Hacía tiempo que había dejado de sentir alegría al pensar en
alguien, y eso era para ella sinónimo de enamorarse. Estar enamorada era estar alegre, la hacía sonreír, cantar, sentirse llena de ganas de hacer cosas. Veía lejana la posibilidad
de que volviera a suceder, aunque no perdía las esperanzas.
Fue por eso
que a pesar de que todavía sentía algunos dolores antiguos y otros
mas nuevos, se había dispuesto a dejarse sorprender cuando del otro lado de la
pantalla él tipeaba unos cuantos numeros y la invitaba a cenar. Lo dudo un
poco, no estaba acostumbrada a este sistema ni a los hombres concretos.
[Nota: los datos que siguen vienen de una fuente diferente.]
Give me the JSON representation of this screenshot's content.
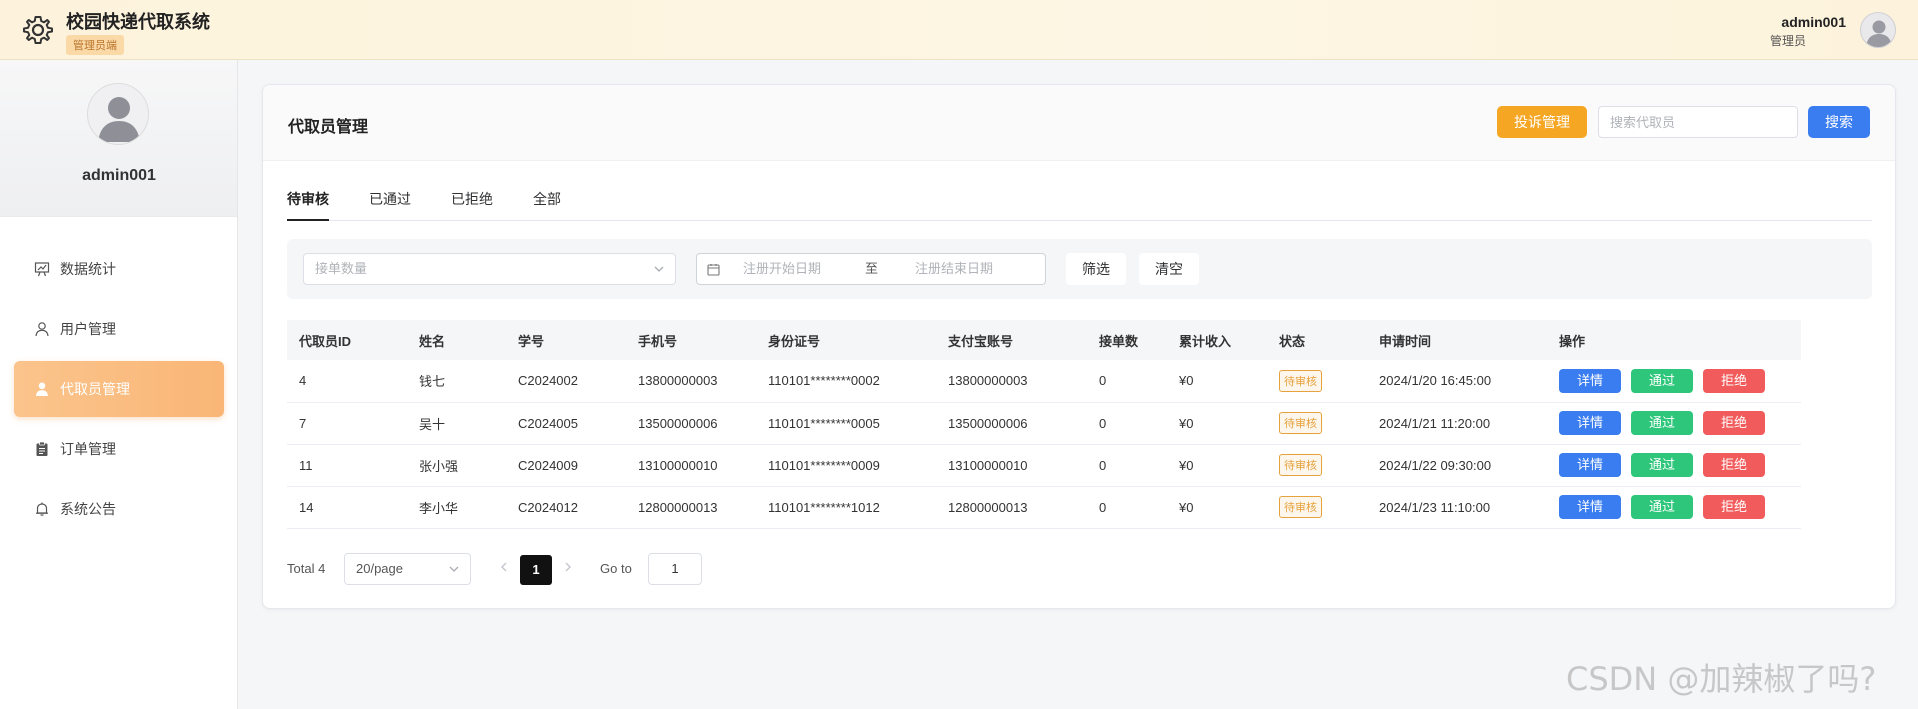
{
  "header": {
    "app_title": "校园快递代取系统",
    "role_badge": "管理员端",
    "user_name": "admin001",
    "user_role": "管理员"
  },
  "sidebar": {
    "profile_name": "admin001",
    "items": [
      {
        "label": "数据统计",
        "icon": "presentation-chart-icon",
        "active": false
      },
      {
        "label": "用户管理",
        "icon": "user-icon",
        "active": false
      },
      {
        "label": "代取员管理",
        "icon": "user-filled-icon",
        "active": true
      },
      {
        "label": "订单管理",
        "icon": "clipboard-icon",
        "active": false
      },
      {
        "label": "系统公告",
        "icon": "bell-icon",
        "active": false
      }
    ]
  },
  "main": {
    "title": "代取员管理",
    "complaint_button": "投诉管理",
    "search_placeholder": "搜索代取员",
    "search_button": "搜索",
    "tabs": [
      {
        "label": "待审核",
        "active": true
      },
      {
        "label": "已通过",
        "active": false
      },
      {
        "label": "已拒绝",
        "active": false
      },
      {
        "label": "全部",
        "active": false
      }
    ],
    "filter": {
      "order_count_placeholder": "接单数量",
      "date_start_placeholder": "注册开始日期",
      "date_separator": "至",
      "date_end_placeholder": "注册结束日期",
      "filter_button": "筛选",
      "clear_button": "清空"
    },
    "table": {
      "columns": [
        "代取员ID",
        "姓名",
        "学号",
        "手机号",
        "身份证号",
        "支付宝账号",
        "接单数",
        "累计收入",
        "状态",
        "申请时间",
        "操作"
      ],
      "rows": [
        {
          "id": "4",
          "name": "钱七",
          "student_no": "C2024002",
          "phone": "13800000003",
          "id_card": "110101********0002",
          "alipay": "13800000003",
          "orders": "0",
          "income": "¥0",
          "status": "待审核",
          "apply_time": "2024/1/20 16:45:00"
        },
        {
          "id": "7",
          "name": "吴十",
          "student_no": "C2024005",
          "phone": "13500000006",
          "id_card": "110101********0005",
          "alipay": "13500000006",
          "orders": "0",
          "income": "¥0",
          "status": "待审核",
          "apply_time": "2024/1/21 11:20:00"
        },
        {
          "id": "11",
          "name": "张小强",
          "student_no": "C2024009",
          "phone": "13100000010",
          "id_card": "110101********0009",
          "alipay": "13100000010",
          "orders": "0",
          "income": "¥0",
          "status": "待审核",
          "apply_time": "2024/1/22 09:30:00"
        },
        {
          "id": "14",
          "name": "李小华",
          "student_no": "C2024012",
          "phone": "12800000013",
          "id_card": "110101********1012",
          "alipay": "12800000013",
          "orders": "0",
          "income": "¥0",
          "status": "待审核",
          "apply_time": "2024/1/23 11:10:00"
        }
      ],
      "actions": {
        "detail": "详情",
        "pass": "通过",
        "reject": "拒绝"
      }
    },
    "pagination": {
      "total": "Total 4",
      "page_size": "20/page",
      "current_page": "1",
      "goto_label": "Go to",
      "goto_value": "1"
    }
  },
  "watermark": "CSDN @加辣椒了吗?",
  "colors": {
    "accent_orange": "#f5a623",
    "primary_blue": "#3a7df0",
    "success_green": "#2ec67a",
    "danger_red": "#f15b5b",
    "warning_tag": "#e6a23c"
  }
}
Dejó pasar algunos días antes de responderle, hasta que finalmente se encontró escribiéndole un mensaje un Viernes por la noche.
Después, el encuentro.
Natural, impensado. Fluyeron las palabras, las miradas, se dejaron ver, se
vieron. Y entonces, así como había escrito en alguna parte alguna vez, volvió a
creer que podía ser posible.
Decidió que iba a dejar de lado todas las
posturas absurdas que conocía, que no iba a dejarse tentar por los mismos viejos
errores, que se iba a permitir ser ella misma por una vez en la vida, pero esta
vez la mejor versión de ella misma. Decidió también que iba a mirarlo siempre con ojos
honestos, que le contaran quien era él. Decidió dejarse llevar y hasta volver a
confiar. No había manera de no hacerlo cuando él la miraba con sus ojos
transparentes y le mostraba toda aquella claridad. Supo de alguna manera que podía seguir sus impulsos, porque él la había tomado de la mano con firmeza y
ella se había sentido segura.
Esa mañana cuando despertó y él fue su
primer pensamiento del día sonrió y supo que el plan más absurdo estaba en marcha. Y se dispuso a disfrutarlo.